14-е. Почему-то опять ждут бомбежек Москвы, говорят, что недавно чуть не объявили тревогу, проверяют газоубежища и пр. “Секретное оружие немцев” — это, вероятно, бактерии. Еще не оскудел порох в пороховницах войны. Все-таки я еще не вижу надлома немцев. Они отходят очень продуманно и там, где хотят.
19-е. Разгром немцев у Шполы. 5500 трупов. Вот этот успех для меня определяющий: немцем необходимо было вывести своих из прорыва, и то, что они не сумели это сделать, — доказательство их слабости. Здесь речь шла о престиже, и они сделали все, что могли, и оказались слабее.
Был с А. Толстым и Зелинским у Александрова — об организации критической группы. Александров опять меня не потряс. Он не видит того, что нужно видеть, ему не хватает культуры, он — исполнитель. Глядя, как в нашей области все бестолково, я по-прежнему поражаюсь: как мы умудряемся побеждать? Здесь какая-то мистика, умом России не понять…

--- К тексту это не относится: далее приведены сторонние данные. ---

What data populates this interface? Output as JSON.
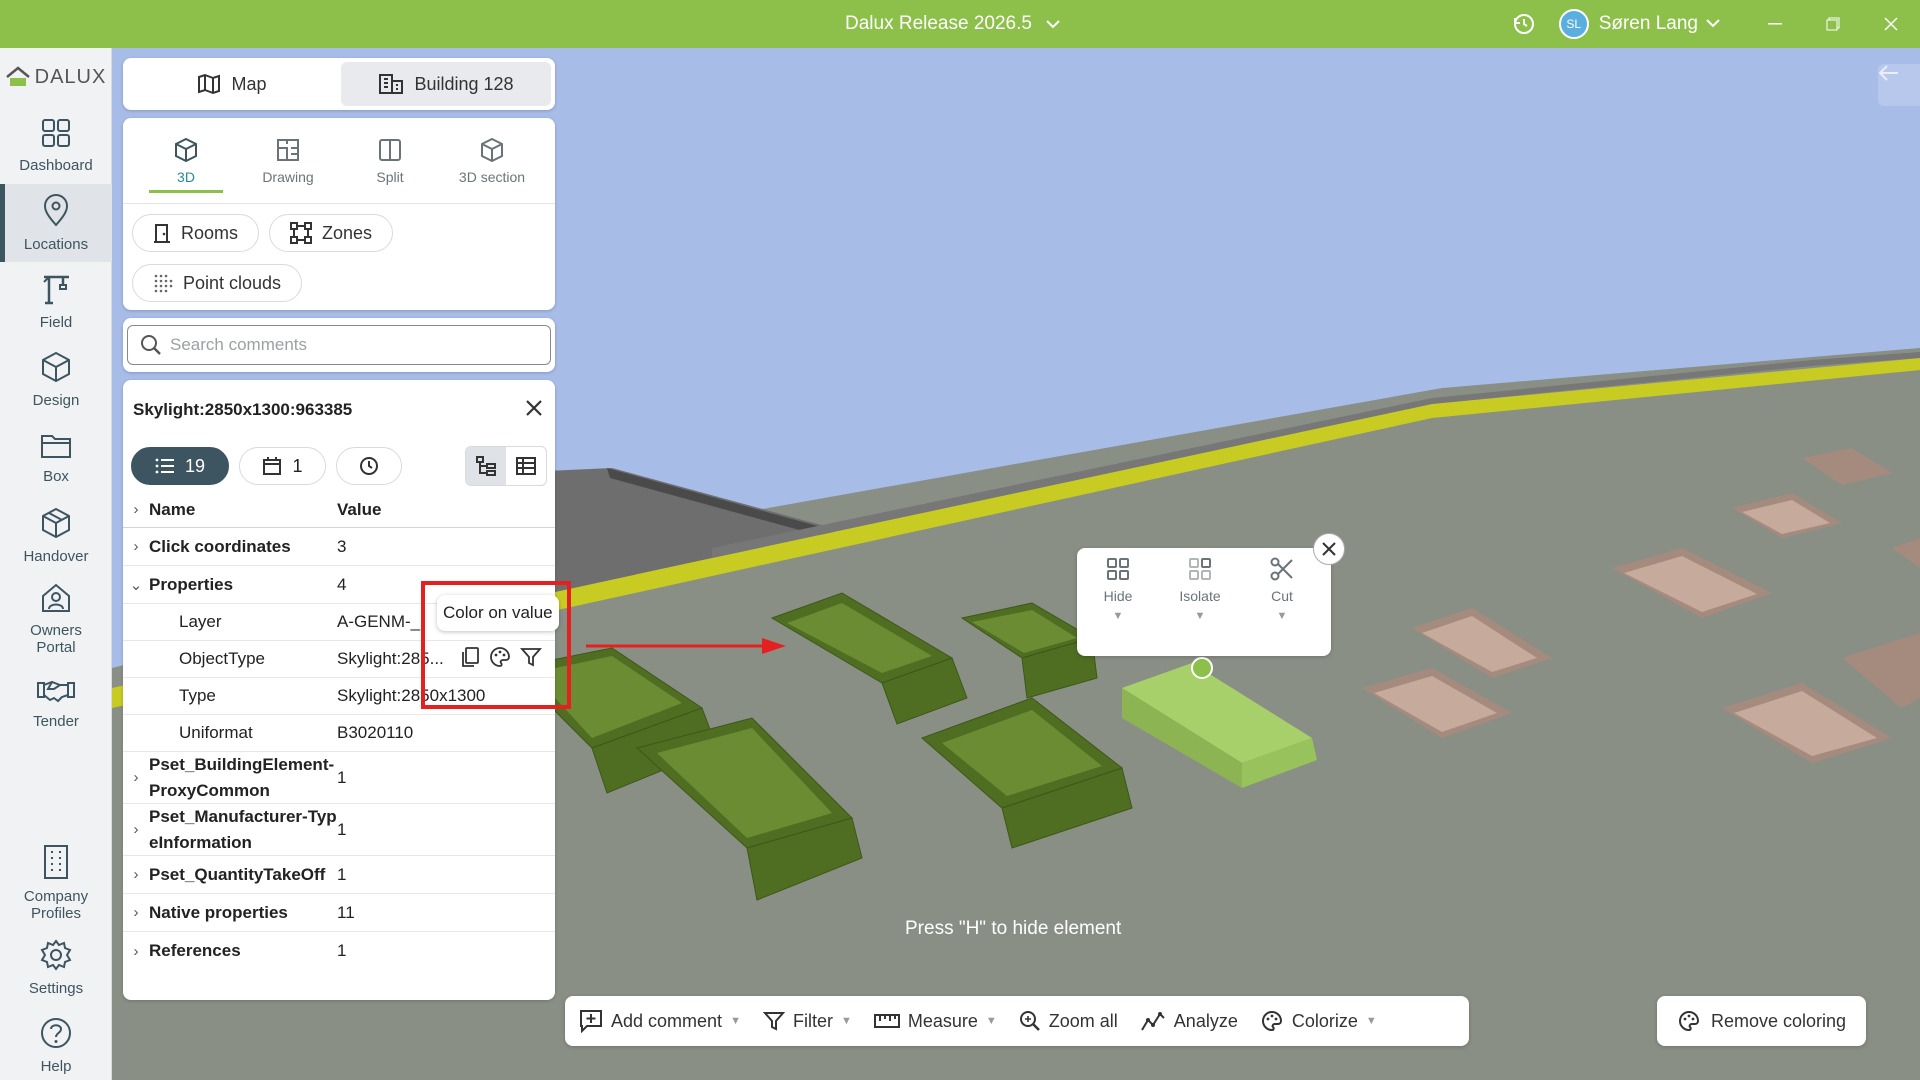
{
  "titlebar": {
    "title": "Dalux Release 2026.5",
    "user_initials": "SL",
    "user_name": "Søren Lang"
  },
  "rail": {
    "logo": "DALUX",
    "items": [
      {
        "label": "Dashboard",
        "icon": "grid-icon"
      },
      {
        "label": "Locations",
        "icon": "location-pin-icon",
        "active": true
      },
      {
        "label": "Field",
        "icon": "crane-icon"
      },
      {
        "label": "Design",
        "icon": "cube-icon"
      },
      {
        "label": "Box",
        "icon": "folder-icon"
      },
      {
        "label": "Handover",
        "icon": "box-icon"
      },
      {
        "label": "Owners Portal",
        "icon": "house-person-icon"
      },
      {
        "label": "Tender",
        "icon": "handshake-icon"
      }
    ],
    "bottom_items": [
      {
        "label": "Company Profiles",
        "icon": "building-icon"
      },
      {
        "label": "Settings",
        "icon": "gear-icon"
      },
      {
        "label": "Help",
        "icon": "help-icon"
      }
    ]
  },
  "top_segment": {
    "map_label": "Map",
    "building_label": "Building 128"
  },
  "views": {
    "tabs": [
      "3D",
      "Drawing",
      "Split",
      "3D section"
    ],
    "selected": "3D",
    "chips": [
      "Rooms",
      "Zones",
      "Point clouds"
    ]
  },
  "search": {
    "placeholder": "Search comments"
  },
  "properties": {
    "title": "Skylight:2850x1300:963385",
    "count_properties": "19",
    "count_calendar": "1",
    "header_name": "Name",
    "header_value": "Value",
    "rows": [
      {
        "name": "Click coordinates",
        "value": "3"
      },
      {
        "name": "Properties",
        "value": "4"
      },
      {
        "name": "Layer",
        "value": "A-GENM-_"
      },
      {
        "name": "ObjectType",
        "value": "Skylight:285..."
      },
      {
        "name": "Type",
        "value": "Skylight:2850x1300"
      },
      {
        "name": "Uniformat",
        "value": "B3020110"
      },
      {
        "name": "Pset_BuildingElement-ProxyCommon",
        "value": "1"
      },
      {
        "name": "Pset_Manufacturer-TypeInformation",
        "value": "1"
      },
      {
        "name": "Pset_QuantityTakeOff",
        "value": "1"
      },
      {
        "name": "Native properties",
        "value": "11"
      },
      {
        "name": "References",
        "value": "1"
      }
    ],
    "tooltip": "Color on value"
  },
  "context_menu": {
    "items": [
      "Hide",
      "Isolate",
      "Cut"
    ]
  },
  "hint": "Press \"H\" to hide element",
  "toolbar": {
    "add_comment": "Add comment",
    "filter": "Filter",
    "measure": "Measure",
    "zoom_all": "Zoom all",
    "analyze": "Analyze",
    "colorize": "Colorize",
    "remove_coloring": "Remove coloring"
  },
  "colors": {
    "brand": "#8cc04a",
    "sky": "#a8bce8",
    "roof": "#8a8f86",
    "skylight_green": "#5e7d2e",
    "skylight_selected": "#a8d06a",
    "skylight_brown": "#b89a8e",
    "highlight_red": "#e52020"
  }
}
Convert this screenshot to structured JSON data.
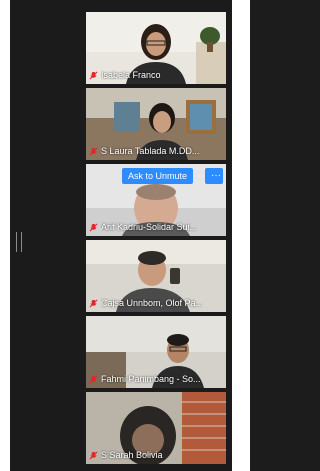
{
  "participants": [
    {
      "name": "Isabela Franco",
      "muted": true
    },
    {
      "name": "S Laura Tablada M.DD...",
      "muted": true
    },
    {
      "name": "Arif Kadriu-Solidar Sui...",
      "muted": true
    },
    {
      "name": "Cajsa Unnbom, Olof Pa...",
      "muted": true
    },
    {
      "name": "Fahmi Panimbang - So...",
      "muted": true
    },
    {
      "name": "S Sarah Bolivia",
      "muted": true
    }
  ],
  "controls": {
    "ask_to_unmute": "Ask to Unmute",
    "more": "···"
  },
  "colors": {
    "accent": "#2d8cff",
    "muted_icon": "#e02828"
  },
  "icons": {
    "mic_muted": "mic-muted-icon",
    "splitter": "panel-resize-handle-icon"
  }
}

28-е. Вчера был на заседании Президиума Союза писателей. Обсуждались планы журналов. Все очень убого. Наблюдал деятельность нового секретаря: крайне грубый и высокомерный человек, которому порученная ему работа совершенно противопоказана. Дубина с дубинкой. Все это удивительно. В 1 ч. 30 м. ночи передали сообщение о мирных предложениях Финляндии, не особенно грамотно составленное, это — симптом чрезвычайного значения, даже если финны не сдадутся.
Март
2-е. Опять уже два дня стоит сильная оттепель. Ночью шел сильный дождь. Наши войска подошли к могиле Пушкина. Вчера туда уехали Благой и Гудзий.
“Правда” устроила потрясающий мордобой Чуковскому: он пошляк и шарлатан и т.п. Этот принцип — или ручку пожалуйте или в морду — очень однообразен.
5-е. Вечером салют — подошли к Волочиску. Очевидно, мы придаем этому успеху большое значение: не дали даже “последних известий” и все время играем марши. А под Псковом — затихло. Я по-прежнему не понимаю нашей стратегии: рвать фронт в десяти местах и нигде — как следует. Все наши прорывы затухают: бьем пятерней, а не кулаком.
29-е. Был в Переделкине. 31-го уеду в Узкое. Мы наконец выполнили приказ В.М. Молотова, отданный 22 июня 1941 года: отбросить врага за пределы государственной границы. Но все-таки я не расцениваю события особенно оптимистично: все дело во времени, хватит ли нам сил вынести этот непрерывный надрыв наступления? Не измотают ли нас немцы так, что мы начнем распадаться внутри, к удовольствию Черчилля?
Май
13-е. Вчера был Евнин. Хотел его устроить в институт школ. Сначала все шло хорошо, но, узнав о его национальности, его кандидатуру отключили без разговоров и категорически. Интересно: я думал, что это уже схлынуло. Сам он знает о гонении на евреев, говорит, что очень не любит свой народ и очень уважает русских.
26-е. Пушкино. Вчера слушал в Союзе писателей новые главы “Петра Первого” А. Толстого. Очень сильно написано. Он — чуть ли не последний представитель нашей литературной культуры.